Brain Patterns of Autistic ChildrenWhy do children with autism spectrum disorder (ASD) have trouble playing with others? A study from Vanderbilt University Medical Center recently investigated the psychobiology of play in children with ASD. They discovered that children with ASD have similar brain patterns when playing with children and when playing with a computer. The findings suggest that the brains of children with ASD may not process social situations in the same way the brains of typically developing children do. The study may lead to a more thorough understanding of why children with ASD face difficulties when interacting with others.

Children with ASD and typically developing children participated in the study. For the first part of the study, the ASD children played with a typically developing child on the playground. In the second part of the study, all of the children played a computer game. The children played the game with the computer program, not with another child. However, the children were told that they spent the first half of the computer game playing against the child they met on the playground earlier. During the computer game, the researchers monitored the children’s brain activity using a functional MRI (fMRI). The researchers also measured physiological arousal by analyzing the levels of cortisol in saliva samples taken before and after the playground exercise.

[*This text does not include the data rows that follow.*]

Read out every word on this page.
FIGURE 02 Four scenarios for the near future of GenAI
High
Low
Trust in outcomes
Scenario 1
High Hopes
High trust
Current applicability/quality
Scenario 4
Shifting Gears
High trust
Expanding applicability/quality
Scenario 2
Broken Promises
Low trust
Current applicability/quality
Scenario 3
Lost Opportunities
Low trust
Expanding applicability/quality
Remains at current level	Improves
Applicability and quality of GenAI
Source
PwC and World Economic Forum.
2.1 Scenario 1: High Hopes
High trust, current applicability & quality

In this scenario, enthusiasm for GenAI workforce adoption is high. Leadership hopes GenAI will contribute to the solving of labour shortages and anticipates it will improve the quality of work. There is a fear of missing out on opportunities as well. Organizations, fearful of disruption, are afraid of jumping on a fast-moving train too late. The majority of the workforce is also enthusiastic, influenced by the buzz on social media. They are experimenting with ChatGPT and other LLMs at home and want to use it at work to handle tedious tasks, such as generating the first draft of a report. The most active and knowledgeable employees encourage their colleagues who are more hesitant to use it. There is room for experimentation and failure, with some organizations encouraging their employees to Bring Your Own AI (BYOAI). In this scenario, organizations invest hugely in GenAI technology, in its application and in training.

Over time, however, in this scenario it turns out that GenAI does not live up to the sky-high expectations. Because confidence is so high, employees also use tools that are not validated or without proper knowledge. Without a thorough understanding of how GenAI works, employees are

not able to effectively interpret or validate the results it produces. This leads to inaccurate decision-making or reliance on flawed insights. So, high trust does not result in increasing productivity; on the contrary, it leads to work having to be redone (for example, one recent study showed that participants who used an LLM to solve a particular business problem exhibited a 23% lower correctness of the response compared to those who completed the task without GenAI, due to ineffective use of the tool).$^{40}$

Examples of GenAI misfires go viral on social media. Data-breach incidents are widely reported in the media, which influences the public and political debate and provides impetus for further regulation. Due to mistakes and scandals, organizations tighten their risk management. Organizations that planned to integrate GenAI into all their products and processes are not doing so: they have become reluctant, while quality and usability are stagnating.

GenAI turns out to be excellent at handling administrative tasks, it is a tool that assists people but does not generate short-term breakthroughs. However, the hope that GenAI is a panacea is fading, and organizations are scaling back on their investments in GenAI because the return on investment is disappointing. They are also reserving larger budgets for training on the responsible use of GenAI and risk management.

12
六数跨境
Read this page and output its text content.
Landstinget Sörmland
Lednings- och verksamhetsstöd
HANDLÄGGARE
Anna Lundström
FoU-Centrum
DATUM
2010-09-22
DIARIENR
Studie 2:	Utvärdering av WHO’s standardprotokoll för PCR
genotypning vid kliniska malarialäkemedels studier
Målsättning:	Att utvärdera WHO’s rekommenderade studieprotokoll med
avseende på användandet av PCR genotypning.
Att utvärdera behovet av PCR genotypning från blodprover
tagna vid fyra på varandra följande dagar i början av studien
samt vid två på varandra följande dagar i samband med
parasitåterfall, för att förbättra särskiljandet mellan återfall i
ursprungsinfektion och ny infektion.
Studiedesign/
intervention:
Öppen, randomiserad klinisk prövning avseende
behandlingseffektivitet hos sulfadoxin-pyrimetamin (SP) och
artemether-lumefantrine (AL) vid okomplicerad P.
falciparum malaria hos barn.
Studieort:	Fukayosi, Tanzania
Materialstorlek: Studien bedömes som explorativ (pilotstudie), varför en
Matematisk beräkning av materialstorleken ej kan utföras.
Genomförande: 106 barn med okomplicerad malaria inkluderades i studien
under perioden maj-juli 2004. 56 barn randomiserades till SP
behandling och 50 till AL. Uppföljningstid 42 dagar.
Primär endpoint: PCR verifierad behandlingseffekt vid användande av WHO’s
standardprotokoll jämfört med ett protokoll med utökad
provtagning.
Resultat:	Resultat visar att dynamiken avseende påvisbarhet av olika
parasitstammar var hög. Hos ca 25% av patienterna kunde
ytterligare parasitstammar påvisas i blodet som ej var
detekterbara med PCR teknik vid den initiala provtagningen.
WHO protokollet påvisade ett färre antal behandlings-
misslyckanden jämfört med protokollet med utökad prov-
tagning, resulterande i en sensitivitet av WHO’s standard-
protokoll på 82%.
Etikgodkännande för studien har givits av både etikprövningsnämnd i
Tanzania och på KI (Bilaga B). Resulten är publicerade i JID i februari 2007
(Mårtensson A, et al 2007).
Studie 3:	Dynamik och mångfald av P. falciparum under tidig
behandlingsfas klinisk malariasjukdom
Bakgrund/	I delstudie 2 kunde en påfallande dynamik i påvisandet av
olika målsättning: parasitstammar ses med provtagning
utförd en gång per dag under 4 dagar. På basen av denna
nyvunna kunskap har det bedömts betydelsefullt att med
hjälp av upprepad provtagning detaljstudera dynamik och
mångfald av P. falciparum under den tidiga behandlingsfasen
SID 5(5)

The fMRI imaging revealed differences in how children with ASD and typically developing children view other people. The typically developing children had unique brain activation patterns based on whether they thought they were playing with another child or playing with the computer. Children with ASD, in contrast, had the same brain activation patterns when they thought they were playing with another child and when they thought they were playing with the computer. These findings suggest that the brains of individuals with ASD may process social agents in the same way as non-social agents.

The study, which is the first of its kind, may reveal why children with ASD have trouble with interactive play. Lead researcher Blythe Corbett, Ph.D., associate professor of psychiatry and a Vanderbilt Kennedy Center investigator, explained that the findings suggest that “some children with autism not only find social engagement with peers less motivating, but it may be stressful, even aversive.”

This research is published in the journal Social Cognitive Affective Neuroscience.